To the Editors of the CRIMSON:
I have appreciated the clarity of your coverage of the issues involved in the current discussion of the disclaimer affidavit under the National Defense Education Act. As I get a sense of student opinion from your columns and from casual discussions, I realize that quite a few students feel that too much fuss is being made about a mere ritual of words--words that will satisfy "politicians" but that have no possible educational consequences, while other students feel that it is hopeless for any one institution, or even group of institutions, to take a stand on principle against the inevitable. (There are still other students who feel that they should be free to accept loan money under the Act without interference from professors whose scruples stand in the way; this is not an easy issue to resolve, but in my judgment, Harvard would be remiss in its specific educational function to all its students if its actions as well as its curriculum didn't speak for freedom--and of course students who think otherwise needn't come to Harvard, and are free to go elsewhere to colleges that interpret their responsibilities to education differently.)

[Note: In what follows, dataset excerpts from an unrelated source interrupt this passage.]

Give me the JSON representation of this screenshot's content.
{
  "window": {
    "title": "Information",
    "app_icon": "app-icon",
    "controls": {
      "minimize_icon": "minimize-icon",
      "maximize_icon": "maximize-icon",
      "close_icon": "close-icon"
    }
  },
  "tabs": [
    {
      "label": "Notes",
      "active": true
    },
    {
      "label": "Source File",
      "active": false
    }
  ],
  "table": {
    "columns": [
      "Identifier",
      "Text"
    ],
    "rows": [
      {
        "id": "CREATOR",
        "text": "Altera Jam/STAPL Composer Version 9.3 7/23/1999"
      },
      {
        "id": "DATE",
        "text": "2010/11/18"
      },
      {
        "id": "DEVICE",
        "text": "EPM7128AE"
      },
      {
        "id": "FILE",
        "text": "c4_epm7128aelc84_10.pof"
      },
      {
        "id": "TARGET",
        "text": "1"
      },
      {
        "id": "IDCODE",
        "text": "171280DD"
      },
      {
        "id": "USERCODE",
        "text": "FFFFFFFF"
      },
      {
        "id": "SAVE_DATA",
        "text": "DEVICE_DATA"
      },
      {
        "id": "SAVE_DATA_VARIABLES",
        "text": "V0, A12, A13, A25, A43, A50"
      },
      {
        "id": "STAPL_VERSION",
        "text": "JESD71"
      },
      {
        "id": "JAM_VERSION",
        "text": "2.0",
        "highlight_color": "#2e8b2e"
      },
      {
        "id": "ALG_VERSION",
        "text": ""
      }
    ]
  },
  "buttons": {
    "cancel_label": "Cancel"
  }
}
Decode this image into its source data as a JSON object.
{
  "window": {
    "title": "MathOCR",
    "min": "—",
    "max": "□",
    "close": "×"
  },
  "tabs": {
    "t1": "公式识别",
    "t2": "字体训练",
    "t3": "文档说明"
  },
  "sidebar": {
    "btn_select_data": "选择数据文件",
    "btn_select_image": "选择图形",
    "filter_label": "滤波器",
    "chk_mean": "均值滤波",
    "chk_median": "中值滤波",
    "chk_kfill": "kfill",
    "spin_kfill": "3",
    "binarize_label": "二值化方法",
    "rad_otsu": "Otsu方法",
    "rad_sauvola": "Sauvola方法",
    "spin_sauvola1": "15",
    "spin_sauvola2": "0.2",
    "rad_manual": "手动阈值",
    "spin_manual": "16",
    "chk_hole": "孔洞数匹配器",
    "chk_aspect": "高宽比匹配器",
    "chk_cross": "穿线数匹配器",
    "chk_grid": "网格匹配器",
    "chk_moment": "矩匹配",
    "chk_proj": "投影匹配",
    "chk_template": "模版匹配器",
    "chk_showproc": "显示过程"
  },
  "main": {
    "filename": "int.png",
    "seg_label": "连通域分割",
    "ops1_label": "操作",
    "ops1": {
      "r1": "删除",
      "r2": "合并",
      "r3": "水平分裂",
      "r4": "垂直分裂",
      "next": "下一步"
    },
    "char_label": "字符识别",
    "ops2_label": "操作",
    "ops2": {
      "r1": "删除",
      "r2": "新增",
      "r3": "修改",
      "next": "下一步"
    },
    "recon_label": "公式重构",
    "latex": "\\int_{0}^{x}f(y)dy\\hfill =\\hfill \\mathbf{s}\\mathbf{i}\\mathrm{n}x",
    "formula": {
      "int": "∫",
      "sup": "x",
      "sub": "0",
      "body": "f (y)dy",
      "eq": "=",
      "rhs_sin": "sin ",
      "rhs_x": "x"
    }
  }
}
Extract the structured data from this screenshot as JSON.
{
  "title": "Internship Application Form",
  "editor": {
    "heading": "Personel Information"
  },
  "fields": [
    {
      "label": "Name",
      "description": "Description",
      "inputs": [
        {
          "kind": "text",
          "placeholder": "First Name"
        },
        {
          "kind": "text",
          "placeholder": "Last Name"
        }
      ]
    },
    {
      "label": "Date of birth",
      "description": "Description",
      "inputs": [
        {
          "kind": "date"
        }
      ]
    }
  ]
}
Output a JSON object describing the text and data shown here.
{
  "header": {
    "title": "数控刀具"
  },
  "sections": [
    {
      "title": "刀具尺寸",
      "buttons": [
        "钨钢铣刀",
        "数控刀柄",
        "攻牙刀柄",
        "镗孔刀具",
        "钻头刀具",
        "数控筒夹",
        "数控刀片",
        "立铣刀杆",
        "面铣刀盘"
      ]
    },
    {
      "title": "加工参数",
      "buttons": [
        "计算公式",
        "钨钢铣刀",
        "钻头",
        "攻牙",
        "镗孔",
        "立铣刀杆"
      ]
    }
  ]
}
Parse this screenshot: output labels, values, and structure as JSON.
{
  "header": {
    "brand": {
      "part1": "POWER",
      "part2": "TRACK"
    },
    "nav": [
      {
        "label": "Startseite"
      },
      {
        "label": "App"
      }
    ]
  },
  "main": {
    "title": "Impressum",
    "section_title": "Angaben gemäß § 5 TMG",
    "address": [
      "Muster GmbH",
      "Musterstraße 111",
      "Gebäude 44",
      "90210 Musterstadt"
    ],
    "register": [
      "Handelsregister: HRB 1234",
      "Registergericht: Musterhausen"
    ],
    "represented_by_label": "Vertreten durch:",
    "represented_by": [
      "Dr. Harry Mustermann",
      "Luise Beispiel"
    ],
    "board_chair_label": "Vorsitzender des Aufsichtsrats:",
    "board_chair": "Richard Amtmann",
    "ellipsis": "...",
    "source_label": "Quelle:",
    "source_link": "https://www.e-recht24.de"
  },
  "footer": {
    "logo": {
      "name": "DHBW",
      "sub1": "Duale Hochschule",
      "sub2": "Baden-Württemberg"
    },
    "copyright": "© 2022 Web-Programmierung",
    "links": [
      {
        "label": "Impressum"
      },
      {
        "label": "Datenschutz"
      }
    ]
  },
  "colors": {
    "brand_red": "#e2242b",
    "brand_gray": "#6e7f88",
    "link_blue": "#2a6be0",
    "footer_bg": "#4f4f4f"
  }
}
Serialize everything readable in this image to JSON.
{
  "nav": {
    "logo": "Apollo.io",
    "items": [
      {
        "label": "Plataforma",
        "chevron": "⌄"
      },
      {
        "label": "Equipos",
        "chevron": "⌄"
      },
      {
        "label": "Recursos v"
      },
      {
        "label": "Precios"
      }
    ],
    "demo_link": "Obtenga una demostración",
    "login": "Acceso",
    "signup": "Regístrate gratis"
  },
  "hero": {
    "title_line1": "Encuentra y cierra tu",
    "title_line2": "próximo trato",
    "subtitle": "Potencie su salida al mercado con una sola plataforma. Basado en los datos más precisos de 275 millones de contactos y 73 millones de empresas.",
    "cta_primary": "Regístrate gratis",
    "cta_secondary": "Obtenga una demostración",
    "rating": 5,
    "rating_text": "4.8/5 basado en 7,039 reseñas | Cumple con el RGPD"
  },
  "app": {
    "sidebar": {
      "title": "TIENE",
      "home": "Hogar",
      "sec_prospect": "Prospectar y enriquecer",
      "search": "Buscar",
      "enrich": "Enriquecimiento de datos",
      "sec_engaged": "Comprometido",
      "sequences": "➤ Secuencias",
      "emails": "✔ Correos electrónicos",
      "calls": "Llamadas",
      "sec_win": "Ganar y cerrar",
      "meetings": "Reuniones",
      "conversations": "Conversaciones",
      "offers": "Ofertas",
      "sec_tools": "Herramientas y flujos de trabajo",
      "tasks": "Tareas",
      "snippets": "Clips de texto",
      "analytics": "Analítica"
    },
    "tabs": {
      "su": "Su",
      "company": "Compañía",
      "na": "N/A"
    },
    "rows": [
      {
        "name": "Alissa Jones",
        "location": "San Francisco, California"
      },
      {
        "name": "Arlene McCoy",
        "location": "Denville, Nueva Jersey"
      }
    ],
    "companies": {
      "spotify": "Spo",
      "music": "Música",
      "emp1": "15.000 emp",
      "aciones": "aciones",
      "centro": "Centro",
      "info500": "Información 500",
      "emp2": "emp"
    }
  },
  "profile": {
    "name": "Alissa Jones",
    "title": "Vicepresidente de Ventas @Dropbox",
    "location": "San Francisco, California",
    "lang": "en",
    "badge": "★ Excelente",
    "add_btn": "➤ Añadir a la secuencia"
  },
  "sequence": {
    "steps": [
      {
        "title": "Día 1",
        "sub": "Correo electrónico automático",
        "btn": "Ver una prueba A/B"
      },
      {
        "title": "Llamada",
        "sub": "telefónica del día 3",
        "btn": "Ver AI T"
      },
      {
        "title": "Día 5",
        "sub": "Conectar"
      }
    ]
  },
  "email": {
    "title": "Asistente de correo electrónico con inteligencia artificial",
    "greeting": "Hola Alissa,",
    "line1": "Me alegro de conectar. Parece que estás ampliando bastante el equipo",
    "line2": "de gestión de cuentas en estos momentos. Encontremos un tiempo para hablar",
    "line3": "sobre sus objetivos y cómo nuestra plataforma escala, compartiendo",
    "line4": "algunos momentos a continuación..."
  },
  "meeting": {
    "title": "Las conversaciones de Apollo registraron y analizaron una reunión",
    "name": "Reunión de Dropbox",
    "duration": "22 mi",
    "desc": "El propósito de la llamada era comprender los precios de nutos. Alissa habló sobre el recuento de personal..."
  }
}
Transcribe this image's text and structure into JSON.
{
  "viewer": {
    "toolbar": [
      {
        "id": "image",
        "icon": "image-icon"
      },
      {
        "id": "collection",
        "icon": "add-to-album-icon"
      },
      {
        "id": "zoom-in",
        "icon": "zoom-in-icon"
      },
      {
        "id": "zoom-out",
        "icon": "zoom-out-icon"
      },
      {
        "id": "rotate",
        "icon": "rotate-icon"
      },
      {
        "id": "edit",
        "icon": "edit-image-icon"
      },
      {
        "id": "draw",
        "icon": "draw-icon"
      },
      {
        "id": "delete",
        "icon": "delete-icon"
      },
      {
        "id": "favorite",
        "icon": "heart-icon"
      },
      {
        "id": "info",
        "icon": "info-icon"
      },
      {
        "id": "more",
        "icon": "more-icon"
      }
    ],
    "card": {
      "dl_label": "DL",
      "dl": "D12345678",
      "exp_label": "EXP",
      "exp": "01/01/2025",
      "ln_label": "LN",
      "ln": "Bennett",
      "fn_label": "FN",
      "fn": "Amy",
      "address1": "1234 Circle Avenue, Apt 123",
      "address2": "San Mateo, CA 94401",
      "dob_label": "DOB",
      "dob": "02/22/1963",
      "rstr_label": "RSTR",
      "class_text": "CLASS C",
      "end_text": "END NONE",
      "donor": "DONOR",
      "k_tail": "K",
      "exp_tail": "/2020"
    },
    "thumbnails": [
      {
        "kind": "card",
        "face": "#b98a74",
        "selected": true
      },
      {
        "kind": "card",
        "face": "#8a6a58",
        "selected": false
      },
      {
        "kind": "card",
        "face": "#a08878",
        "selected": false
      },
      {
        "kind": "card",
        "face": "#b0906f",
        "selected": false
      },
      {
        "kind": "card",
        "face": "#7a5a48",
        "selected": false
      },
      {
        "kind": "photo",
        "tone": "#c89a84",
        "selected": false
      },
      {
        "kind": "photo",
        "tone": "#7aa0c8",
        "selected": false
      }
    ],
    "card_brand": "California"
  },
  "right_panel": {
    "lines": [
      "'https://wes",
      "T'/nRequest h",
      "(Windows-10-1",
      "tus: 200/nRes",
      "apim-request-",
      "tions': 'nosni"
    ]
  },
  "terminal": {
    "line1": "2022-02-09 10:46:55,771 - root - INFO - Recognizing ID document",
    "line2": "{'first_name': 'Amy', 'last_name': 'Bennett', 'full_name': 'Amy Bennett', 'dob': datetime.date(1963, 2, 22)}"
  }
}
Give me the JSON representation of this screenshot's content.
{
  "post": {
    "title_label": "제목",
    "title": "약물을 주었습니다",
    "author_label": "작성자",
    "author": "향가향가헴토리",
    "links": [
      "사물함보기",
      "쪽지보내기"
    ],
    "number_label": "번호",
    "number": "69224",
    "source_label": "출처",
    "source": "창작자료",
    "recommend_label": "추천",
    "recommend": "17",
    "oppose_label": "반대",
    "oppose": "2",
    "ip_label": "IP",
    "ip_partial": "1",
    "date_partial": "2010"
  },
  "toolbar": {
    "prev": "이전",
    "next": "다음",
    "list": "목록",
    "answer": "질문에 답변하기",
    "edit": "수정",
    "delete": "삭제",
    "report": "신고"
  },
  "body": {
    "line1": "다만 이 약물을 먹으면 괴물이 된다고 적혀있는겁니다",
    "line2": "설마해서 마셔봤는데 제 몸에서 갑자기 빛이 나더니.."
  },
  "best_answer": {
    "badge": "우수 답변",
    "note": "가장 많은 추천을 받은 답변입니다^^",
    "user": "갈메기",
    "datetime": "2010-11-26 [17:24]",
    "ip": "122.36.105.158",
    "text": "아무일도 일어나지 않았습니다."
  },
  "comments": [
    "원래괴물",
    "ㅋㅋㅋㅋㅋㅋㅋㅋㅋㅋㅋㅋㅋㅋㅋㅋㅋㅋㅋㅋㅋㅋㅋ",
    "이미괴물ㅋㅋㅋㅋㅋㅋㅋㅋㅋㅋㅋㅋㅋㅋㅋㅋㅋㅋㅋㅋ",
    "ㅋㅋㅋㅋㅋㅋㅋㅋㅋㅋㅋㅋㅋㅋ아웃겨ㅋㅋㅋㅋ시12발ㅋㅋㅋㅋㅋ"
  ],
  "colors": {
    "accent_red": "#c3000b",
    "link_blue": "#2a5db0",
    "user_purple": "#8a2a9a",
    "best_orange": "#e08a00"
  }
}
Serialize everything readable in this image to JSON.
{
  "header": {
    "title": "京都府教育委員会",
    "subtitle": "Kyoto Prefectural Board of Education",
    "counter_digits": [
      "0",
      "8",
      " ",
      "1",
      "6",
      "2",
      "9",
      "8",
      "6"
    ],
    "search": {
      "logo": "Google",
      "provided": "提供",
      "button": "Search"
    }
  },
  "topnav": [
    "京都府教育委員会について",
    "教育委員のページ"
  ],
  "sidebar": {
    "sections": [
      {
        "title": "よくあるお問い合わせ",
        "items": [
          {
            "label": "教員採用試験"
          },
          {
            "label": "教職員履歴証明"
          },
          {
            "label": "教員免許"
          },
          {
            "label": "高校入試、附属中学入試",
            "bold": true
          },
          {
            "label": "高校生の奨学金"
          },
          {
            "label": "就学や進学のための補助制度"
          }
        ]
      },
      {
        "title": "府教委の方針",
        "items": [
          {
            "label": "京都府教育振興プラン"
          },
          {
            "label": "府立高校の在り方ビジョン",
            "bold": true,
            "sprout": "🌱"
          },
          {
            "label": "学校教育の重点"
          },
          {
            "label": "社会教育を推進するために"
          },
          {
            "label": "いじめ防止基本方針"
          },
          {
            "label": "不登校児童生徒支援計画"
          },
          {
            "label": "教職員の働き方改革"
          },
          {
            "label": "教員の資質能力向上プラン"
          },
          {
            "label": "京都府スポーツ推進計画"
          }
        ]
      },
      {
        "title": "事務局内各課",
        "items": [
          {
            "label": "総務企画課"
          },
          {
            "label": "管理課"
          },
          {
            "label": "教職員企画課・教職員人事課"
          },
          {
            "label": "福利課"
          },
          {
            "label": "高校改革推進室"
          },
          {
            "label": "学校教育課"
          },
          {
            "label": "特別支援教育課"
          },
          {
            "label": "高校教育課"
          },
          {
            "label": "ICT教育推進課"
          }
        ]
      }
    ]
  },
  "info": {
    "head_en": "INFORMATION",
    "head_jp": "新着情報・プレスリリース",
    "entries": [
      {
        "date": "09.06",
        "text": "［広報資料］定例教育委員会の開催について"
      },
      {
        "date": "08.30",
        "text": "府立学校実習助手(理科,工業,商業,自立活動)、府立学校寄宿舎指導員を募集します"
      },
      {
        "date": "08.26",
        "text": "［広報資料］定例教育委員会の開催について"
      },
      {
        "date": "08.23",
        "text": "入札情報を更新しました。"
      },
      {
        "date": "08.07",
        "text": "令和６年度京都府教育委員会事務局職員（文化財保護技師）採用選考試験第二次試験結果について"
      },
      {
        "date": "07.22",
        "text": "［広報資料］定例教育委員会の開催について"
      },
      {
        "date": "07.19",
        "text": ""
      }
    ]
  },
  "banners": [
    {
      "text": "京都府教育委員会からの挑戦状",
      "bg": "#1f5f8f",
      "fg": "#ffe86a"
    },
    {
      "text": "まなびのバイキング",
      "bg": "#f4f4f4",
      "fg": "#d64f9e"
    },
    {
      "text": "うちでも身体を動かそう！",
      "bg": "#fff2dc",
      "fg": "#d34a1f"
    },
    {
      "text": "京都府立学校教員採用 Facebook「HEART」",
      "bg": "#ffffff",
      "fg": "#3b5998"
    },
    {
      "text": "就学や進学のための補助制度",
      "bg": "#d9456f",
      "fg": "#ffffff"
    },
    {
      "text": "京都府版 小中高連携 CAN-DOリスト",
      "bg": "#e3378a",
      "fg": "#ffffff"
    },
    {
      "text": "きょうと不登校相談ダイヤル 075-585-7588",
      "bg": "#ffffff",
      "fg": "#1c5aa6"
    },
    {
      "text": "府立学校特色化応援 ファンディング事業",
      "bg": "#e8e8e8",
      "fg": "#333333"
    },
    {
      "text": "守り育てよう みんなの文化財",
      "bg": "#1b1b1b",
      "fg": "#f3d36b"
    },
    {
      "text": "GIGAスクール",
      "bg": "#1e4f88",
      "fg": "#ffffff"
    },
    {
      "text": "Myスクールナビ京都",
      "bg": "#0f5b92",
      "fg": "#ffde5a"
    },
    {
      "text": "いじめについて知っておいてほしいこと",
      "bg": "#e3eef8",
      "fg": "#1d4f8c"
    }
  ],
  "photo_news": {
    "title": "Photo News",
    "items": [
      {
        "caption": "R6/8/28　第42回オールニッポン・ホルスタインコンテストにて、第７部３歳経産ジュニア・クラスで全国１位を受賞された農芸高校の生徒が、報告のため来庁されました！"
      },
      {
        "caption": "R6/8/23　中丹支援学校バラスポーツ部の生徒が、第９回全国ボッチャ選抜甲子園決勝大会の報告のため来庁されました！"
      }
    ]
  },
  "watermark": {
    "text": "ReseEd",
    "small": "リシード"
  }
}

Some rituals are symbolically important and others are not; and the question as to when to make a stand is often not easy: I am reminded of the man in Nazi Germany who went to a psychiatrist because his right arm was paralyzed--his arm wouldn't let him give the Nazi salute that the situation demanded of him. I think the disclaimer affidavit is an important symbol for (like Dean John Monro and many others) I don't want to see students made even more cautious by such reminders of potential danger in political involvement; and I believe such an involvement to be one of the essential qualities of education. And, as for the defeatist group of students who feel, "What's the point of making a fight," I can only testify from my own experience that one doesn't know how many allies one has until one makes a fight (or enemies either), and that in this case there are many people, including government officials and "politicians" who would be indebted to Harvard for recalling them to their best selves. To see this happen--to see apparently monolithic nihilism or apathy give way--is also educative.
As the discussions about rejoining NSA have shown, it is not every day that students have the opportunity to take part in an issue that is at once educationally and politically relevant. I think this one is. David Riesman '31, Henry Ford professor of Social Sciences.